I was watching everyone, half dozing, when July approached us. She stumbled a little on the way, then came right up and sat beside me. I could tell she was getting drunk, but she was grinning ear to ear, looking for all the world like the month she was nicknamed for.
"Why aren't you with us, Punky?" she mock-pouted.
"My name is Nadia. You can call me Nadia."
"Oh no!" she lifted out her cup, and it sloshed a little. "I can't break the rules! Peale named you that. You have to be Punksy."
"Punky."
"Yeah. Punky. He's always right."
Henry bunched up his coat and placed it behind him, then lay down on it. I was irritated. Why was he leaving me to talk to her?
"Listen. Nothing personal," I began, "but why do you all listen to him?"
"Nadia . . . Punky!" She grinned, then became serious, as much as her intoxication would allow her to be. "Peale is . . . amazing. The most wonderful and delicious person you ever met." She swung her head back and forth as if imagining her words alive.
"I find that difficult to believe."
"No, it's true! He saved me. He saved us all. Do you know what it's like out there? The shelters don't care. The streets are so lonely, so sad, and dangerous."
Yes, I wanted to tell her. I did know. "He seems pretty dangerous." When I said it, she laughed in a stupid way. I frowned. "July, does he take advantage of you? Does he force you?"
"Ooooohhhh, noooo. He loves me. He loves me soooo much."
I glanced at Henry--was he hearing this?--but he appeared to be sleeping. "Does he say that to everyone?"
"Yes obviously! He loves us all!"
This was pointless. I wasn't going to get anything out of her. Between her delusion and her drunkenness, she seemed perfectly happy. Who was I to say she was wrong about him?
But then she caught herself, grew sad and distant. "Except Landry. Except . . . noooo. We don't talk about her."
I'd caught it. "Landry? Who is she? What about her."
"No. We don't talk about her. No, no, no. That's naughty, Punky."
I grabbed her shoulders. "July, tell me about Landry."
"Nope. No."
"Adrianne."
She looked at me, seeming to sober a little at the sound of her real name. "She got . . . he said it wasn't his . . ."
I knew what she meant. She didn't have to say it. "What happened?"
"He told her to leave." That distant look came over her again. "But she didn't want to. They . . . had a fight." She said the word fight so quietly that I almost didn't hear it. Looking about to cry, she added in a tiny voice, "I saw her in the river . . ." She shook her head. "But no. Jax said it wasn't. He wants us to go with Halo--she has another place for us." July laughed weirdly, then put a finger to her lips. "Shhh! I'm not supposed to say. Jax said not to. Don't tell him, Punky, ok? Don't tell him. Don't tell Peale. He might put me in the river, too. Floating in the river! Would I float?" She broke down into some mix of mumbling and giggling. I really didn't know what to say to her, but whatever I might've said, I doubted she'd remember it anyway.
"Henry!"
He opened his eyes.
"Did you hear her? Someone has another place for them. Did you hear it? Do you think she could be a scab?"

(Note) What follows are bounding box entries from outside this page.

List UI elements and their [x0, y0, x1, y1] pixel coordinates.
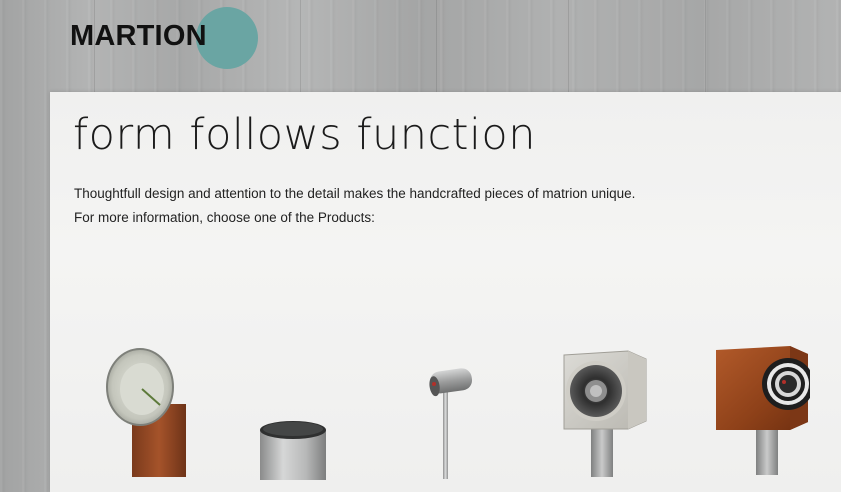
- intro-line: For more information, choose one of the …: [74, 210, 375, 225]
- intro-text: Thoughtfull design and attention to the …: [74, 182, 635, 230]
- cube-speaker-wood-icon: [716, 346, 810, 475]
- cylinder-speaker-icon: [260, 421, 326, 480]
- tube-speaker-icon: [429, 368, 473, 479]
- intro-line: Thoughtfull design and attention to the …: [74, 186, 636, 201]
- site-header: MARTION: [0, 0, 841, 92]
- product-cube-speaker-silver[interactable]: [558, 347, 653, 477]
- product-cylinder-speaker[interactable]: [258, 420, 330, 480]
- content-panel: form follows function Thoughtfull design…: [50, 92, 841, 492]
- cube-speaker-silver-icon: [563, 350, 647, 477]
- horn-speaker-icon: [106, 348, 186, 477]
- product-cube-speaker-wood[interactable]: [710, 340, 810, 475]
- product-horn-speaker[interactable]: [102, 347, 192, 477]
- logo-text: MARTION: [70, 20, 207, 52]
- product-tube-speaker[interactable]: [420, 364, 480, 479]
- page-headline: form follows function: [73, 110, 536, 160]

July plopped backward, and when I looked over at her, she appeared to be passed out. I let her be. She was so pathetic. I actually felt kind of disgusted by her. How could she--how could any of them--let that piece of trash abuse them? They were weak, all of them. I would kill him if he tried anything with me. Even if I didn't have a weapon, I'd tear his face off. The mental image, the surety of my hypothetical actions, satisfied me in that moment, even when Henry didn't respond to my wonderings about whether we'd found a scab.